Lá ficamos por quatro dias, acompanhados de 10 amigos mexicanos e espanhóis, aguardando que a paz se restabelecesse, bem como findassem os bloqueios nas estradas, para que pudéssemos voltar à Cidade do México. Durante estes dias, permanecemos no interior da casa, com saídas rápidas para buscar mantimentos e ir ao banheiro na planta industrial. A água potável fora cortada na cidade e o comércio estava fechado.

Na quinta-feira pela manhã, dia 23 de julho, a situação estava mais controlada. Fomos informados que este seria o melhor dia para nos locomovermos para San Cristóbal de Las Casas, a cidade mais turística do estado de Chiapas, onde poderíamos permanecer até sábado, quando pegaríamos o voo para retornar ao Brasil. Nossa saída de Chilón foi em um táxi coletivo, que nos conduziu até o primeiro bloqueio na estrada. Daquele trecho em diante nenhum carro poderia atravessar, apenas as pessoas. Pegamos nossas coisas e atravessamos o primeiro bloqueio, cabeça baixa e respiração acelerada. Aparentemente, acontecia um tumulto, mas seguimos nosso caminho, pois “estávamos indo de volta pra casa”. Atravessamos o primeiro bloqueio e caminhamos pela estrada até encontrar um outro táxi coletivo, que nos conduziu até o bloqueio seguinte e assim por diante. Depois de um longo dia, chegamos a San Cristóbal, ligamos para a família, choramos, nos beijamos e dormimos praticamente por dois dias. Recuperamos as energias e voltamos para nosso lar.
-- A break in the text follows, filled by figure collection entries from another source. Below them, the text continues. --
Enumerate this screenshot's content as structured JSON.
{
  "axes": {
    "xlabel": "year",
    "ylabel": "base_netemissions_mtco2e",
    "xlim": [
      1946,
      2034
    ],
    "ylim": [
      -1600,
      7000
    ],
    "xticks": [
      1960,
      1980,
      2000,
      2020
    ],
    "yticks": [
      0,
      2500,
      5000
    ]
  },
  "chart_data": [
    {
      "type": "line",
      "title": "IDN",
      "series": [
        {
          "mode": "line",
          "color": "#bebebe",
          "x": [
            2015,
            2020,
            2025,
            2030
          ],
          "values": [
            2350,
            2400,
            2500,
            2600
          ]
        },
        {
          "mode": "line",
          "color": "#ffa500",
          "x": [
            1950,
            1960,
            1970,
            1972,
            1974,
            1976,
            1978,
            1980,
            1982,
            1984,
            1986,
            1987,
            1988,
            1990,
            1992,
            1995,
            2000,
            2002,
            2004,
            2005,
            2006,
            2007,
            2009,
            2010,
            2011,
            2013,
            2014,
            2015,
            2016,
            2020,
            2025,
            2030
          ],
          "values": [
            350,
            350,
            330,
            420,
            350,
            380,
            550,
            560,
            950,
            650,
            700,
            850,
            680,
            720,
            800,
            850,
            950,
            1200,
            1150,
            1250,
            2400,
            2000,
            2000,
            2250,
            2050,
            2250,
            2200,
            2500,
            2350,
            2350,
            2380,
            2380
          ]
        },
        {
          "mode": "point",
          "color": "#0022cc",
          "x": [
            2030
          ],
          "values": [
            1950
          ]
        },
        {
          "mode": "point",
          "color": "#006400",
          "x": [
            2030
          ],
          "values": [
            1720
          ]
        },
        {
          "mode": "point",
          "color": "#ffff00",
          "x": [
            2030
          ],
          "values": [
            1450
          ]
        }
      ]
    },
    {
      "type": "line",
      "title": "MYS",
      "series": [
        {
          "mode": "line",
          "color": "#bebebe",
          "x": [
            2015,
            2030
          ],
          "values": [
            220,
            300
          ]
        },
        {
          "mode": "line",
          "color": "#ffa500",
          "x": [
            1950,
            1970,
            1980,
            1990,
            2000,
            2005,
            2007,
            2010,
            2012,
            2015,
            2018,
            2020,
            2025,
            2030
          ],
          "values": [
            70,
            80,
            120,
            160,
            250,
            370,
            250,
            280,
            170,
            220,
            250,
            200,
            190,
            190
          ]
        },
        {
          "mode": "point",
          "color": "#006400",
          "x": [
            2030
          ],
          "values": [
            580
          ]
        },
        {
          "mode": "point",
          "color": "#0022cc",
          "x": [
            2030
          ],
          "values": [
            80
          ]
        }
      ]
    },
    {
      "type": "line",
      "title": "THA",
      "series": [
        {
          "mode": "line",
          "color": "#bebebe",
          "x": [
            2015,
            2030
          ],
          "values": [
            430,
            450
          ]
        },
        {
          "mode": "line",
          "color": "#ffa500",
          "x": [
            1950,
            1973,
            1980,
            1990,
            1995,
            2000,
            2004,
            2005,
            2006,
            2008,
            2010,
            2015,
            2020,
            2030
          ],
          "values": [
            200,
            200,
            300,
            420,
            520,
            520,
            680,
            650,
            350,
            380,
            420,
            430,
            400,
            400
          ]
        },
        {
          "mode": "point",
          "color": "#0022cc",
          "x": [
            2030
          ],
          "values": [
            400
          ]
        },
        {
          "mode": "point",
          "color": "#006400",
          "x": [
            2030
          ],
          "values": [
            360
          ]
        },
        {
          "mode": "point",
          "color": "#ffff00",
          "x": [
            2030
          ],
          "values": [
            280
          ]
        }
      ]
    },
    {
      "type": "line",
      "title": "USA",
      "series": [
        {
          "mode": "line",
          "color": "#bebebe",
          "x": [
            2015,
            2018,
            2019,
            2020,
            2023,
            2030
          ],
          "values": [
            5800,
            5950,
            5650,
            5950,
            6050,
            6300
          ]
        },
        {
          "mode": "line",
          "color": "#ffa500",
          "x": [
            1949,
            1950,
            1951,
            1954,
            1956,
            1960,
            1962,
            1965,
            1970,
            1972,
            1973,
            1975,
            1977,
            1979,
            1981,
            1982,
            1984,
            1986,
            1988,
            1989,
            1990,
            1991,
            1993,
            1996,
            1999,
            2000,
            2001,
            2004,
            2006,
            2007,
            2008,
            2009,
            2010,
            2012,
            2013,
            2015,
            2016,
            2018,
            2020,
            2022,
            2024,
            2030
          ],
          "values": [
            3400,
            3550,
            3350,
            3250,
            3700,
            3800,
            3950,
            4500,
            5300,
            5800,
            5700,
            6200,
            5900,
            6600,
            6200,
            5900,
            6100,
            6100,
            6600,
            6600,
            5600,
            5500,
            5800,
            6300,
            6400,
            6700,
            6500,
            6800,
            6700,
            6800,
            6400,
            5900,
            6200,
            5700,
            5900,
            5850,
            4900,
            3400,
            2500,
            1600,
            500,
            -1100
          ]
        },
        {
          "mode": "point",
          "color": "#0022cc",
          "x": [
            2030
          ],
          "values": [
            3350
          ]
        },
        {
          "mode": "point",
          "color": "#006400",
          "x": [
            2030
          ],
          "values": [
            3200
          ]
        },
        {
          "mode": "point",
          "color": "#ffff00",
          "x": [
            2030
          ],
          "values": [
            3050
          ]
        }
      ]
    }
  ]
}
Alguns dos nossos amigos partiram no dia seguinte e fizeram o mesmo trajeto que nós. Nós nos encontramos no aeroporto de Tuxtla Gutierres, capital de Chiapas, para a despedida. Outros, permaneceram em Chilón e lá estão enfrentando as adversidades de um mundo injusto e criando alternativas para mudar o que está posto, mas não findado.

Naquela Chilón também há caminhos ‘tortos, gauches’, para uma alternativa sustentável de desenvolvimento das comunidades indígenas produtoras de café orgânico. O projeto da cooperativa Yomol A’tel (que em tseltal Maya quer dizer ‘trabalhar juntos, caminhar juntos, sonhar juntos’), demonstra que a construção de alternativas econômica e ambientalmente sustentáveis é possível, sobretudo quando asseguram autonomia às comunidades, livres da dominação e do poder político e econômico dos ‘coiotes’ do café. Hoje, a Yomol A’tel reúne um grupo de empresas sociais que plantam, produzem, processam, tostam o café e o vendem para EUA, Europa e Japão ou em cafeterias próprias no México, o que possibilita o controle do

preço do café independentemente do mercado e da Bolsa de Nova York.

A fraternidade pulsa em Chilón, porque, inspirados pelo padre jesuíta Oscar, jovens sonhadores, descobertos nas universidades, abraçaram o projeto e hoje transformam a vida de diversas famílias que, geração a geração, vem dependendo do cultivo de café para a sobrevivência em um território de veias abertas.